Here is what we did to get Grub to boot over the network on Ubuntu 18.04.
First, we disabled the built-in DHCP server in our router and installed “isc-dhcp-server” on the Linux server. You might be able to reconfigure your DHCP server to support PXE if your DHCP server is less braindead the stuff we currently have.
Your dhcpd.conf
should look something like this:
option domain-name "includeos.org"; # you might wanna change this.
option domain-name-servers 1.1.1.1, 8.8.8.8, 8.8.4.4; # Cloudflare, Google
default-lease-time 600;
max-lease-time 7200;
allow bootp; # allow BOOTP
ddns-update-style
subnet 192.168.1.0 netmask 255.255.255.0 {
range 192.168.1.40 192.168.1.250;
option routers 192.168.1.1;
range dynamic-bootp 192.168.1.30 192.168.1.39;
class "pxeclients" {
match if substring (option vendor-class-identifier, 0, 9) = "PXEClient";
option tftp-server-name "192.168.1.2"; # our IP address
option bootfile-name "/boot/grub/i386-pc/core.0";
}
}
So now dhcpd send some extra information along with the IP leases so that clients can boot. Next, we need to have a way to transfer binaries to the clients. Here tftp, the trivial file transfer protocol, is used. It’s a simple and insecure protocol to transfer files. apt install tftpd-hpa
will install a suitable server. It starts up right away and will serve files out of /var/lib/tftpboot
. So we go there. Grub comes with a script to help set up everything for netbooting, grub-mknetdir.
$ grub-mknetdir --net-directory=/var/lib/tftpboot/
If you look at the structure, you’ll find the Grub core that was referred to in the dhcpd.conf. This will load and you’ll find the familiar Grub prompt appearing. To load IncludeOS you’ll use the “multiboot” keyword. So if I put an IncludeOS instance, “seed”, in “/var/lib/tftpboot” I can then issue “multiboot seed” in Grub and grub will download the instance and load it. “boot” will execute it and load it.

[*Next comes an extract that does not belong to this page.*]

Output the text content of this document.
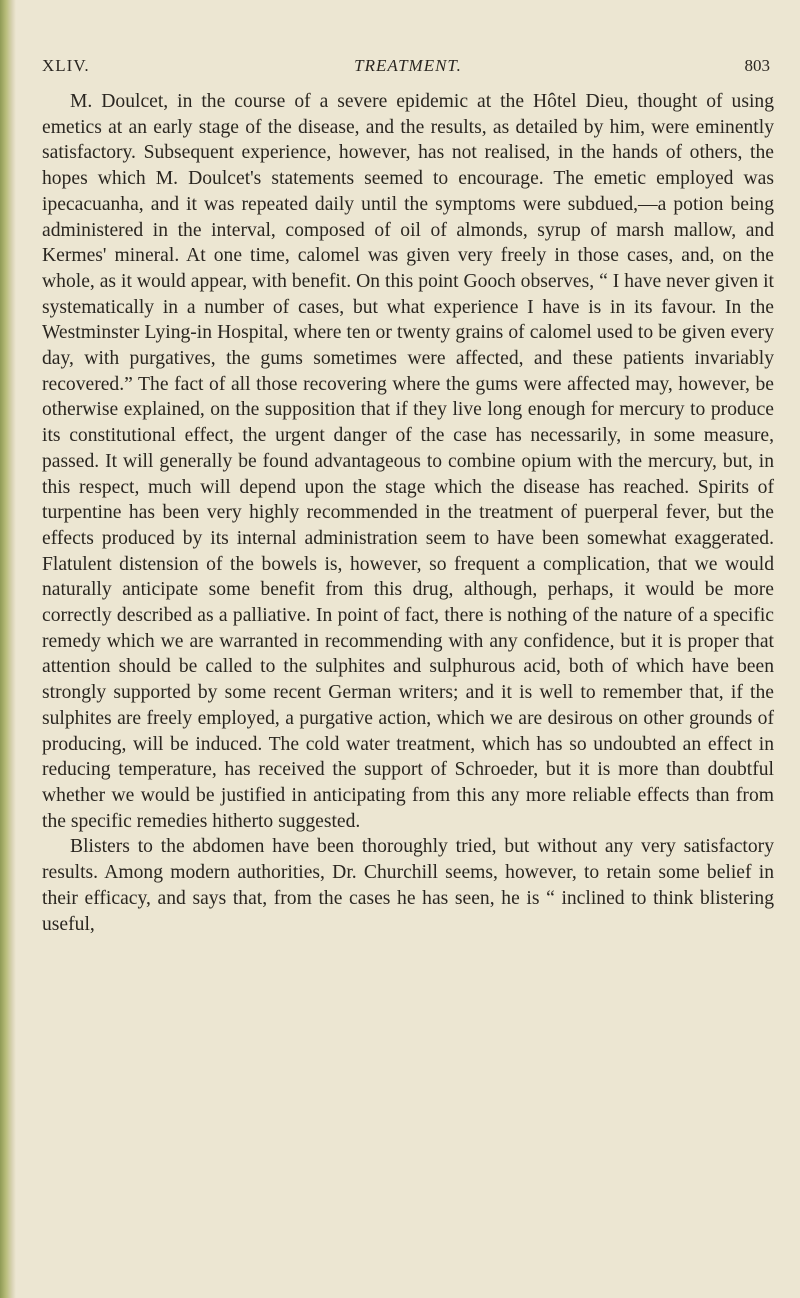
XLIV.	TREATMENT.	803

M. Doulcet, in the course of a severe epidemic at the Hôtel Dieu, thought of using emetics at an early stage of the disease, and the results, as detailed by him, were eminently satisfactory. Subsequent experience, however, has not realised, in the hands of others, the hopes which M. Doulcet's statements seemed to encourage. The emetic employed was ipecacuanha, and it was repeated daily until the symptoms were subdued,—a potion being administered in the interval, composed of oil of almonds, syrup of marsh mallow, and Kermes' mineral. At one time, calomel was given very freely in those cases, and, on the whole, as it would appear, with benefit. On this point Gooch observes, “ I have never given it systematically in a number of cases, but what experience I have is in its favour. In the Westminster Lying-in Hospital, where ten or twenty grains of calomel used to be given every day, with purgatives, the gums sometimes were affected, and these patients invariably recovered.” The fact of all those recovering where the gums were affected may, however, be otherwise explained, on the supposition that if they live long enough for mercury to produce its constitutional effect, the urgent danger of the case has necessarily, in some measure, passed. It will generally be found advantageous to combine opium with the mercury, but, in this respect, much will depend upon the stage which the disease has reached. Spirits of turpentine has been very highly recommended in the treatment of puerperal fever, but the effects produced by its internal administration seem to have been somewhat exaggerated. Flatulent distension of the bowels is, however, so frequent a complication, that we would naturally anticipate some benefit from this drug, although, perhaps, it would be more correctly described as a palliative. In point of fact, there is nothing of the nature of a specific remedy which we are warranted in recommending with any confidence, but it is proper that attention should be called to the sulphites and sulphurous acid, both of which have been strongly supported by some recent German writers; and it is well to remember that, if the sulphites are freely employed, a purgative action, which we are desirous on other grounds of producing, will be induced. The cold water treatment, which has so undoubted an effect in reducing temperature, has received the support of Schroeder, but it is more than doubtful whether we would be justified in anticipating from this any more reliable effects than from the specific remedies hitherto suggested.

Blisters to the abdomen have been thoroughly tried, but without any very satisfactory results. Among modern authorities, Dr. Churchill seems, however, to retain some belief in their efficacy, and says that, from the cases he has seen, he is “ inclined to think blistering useful,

It is easy to add a menu listing a few choices. The Grub core will try to load “grub.cfg” from boot/grub. boot/grub is a relative path relative to the root of the tftp server so the full path is /var/lib/tftpboot/boot/grub
. Here is our current grub.cfg:
menuentry "IncludeOS hello" {
multiboot /hello
}
menuentry "IncludeOS seed" {
multiboot /seed
}
The files referenced in the Grub configuration are placed in the root of the tftp server, /var/lib/tftpboot/boot/grub
.
In addition to PXE-booting IncludeOS, I would also recommend getting a serial console if you are going to work on the operating system itself. Serial ports are so primitive that they will work almost no matter what. So a sure-fire way of getting a stack trace is to have a serial console connected to the machine you’re working on. We use a microcontroller-based serial-to-telnet gateway that allows us to connect netcat to it and dump the serial console automatically into a log file. So even if the stack trace is three pages long we don’t have to resolve to filming the screen in slow motion in order to see what is going on.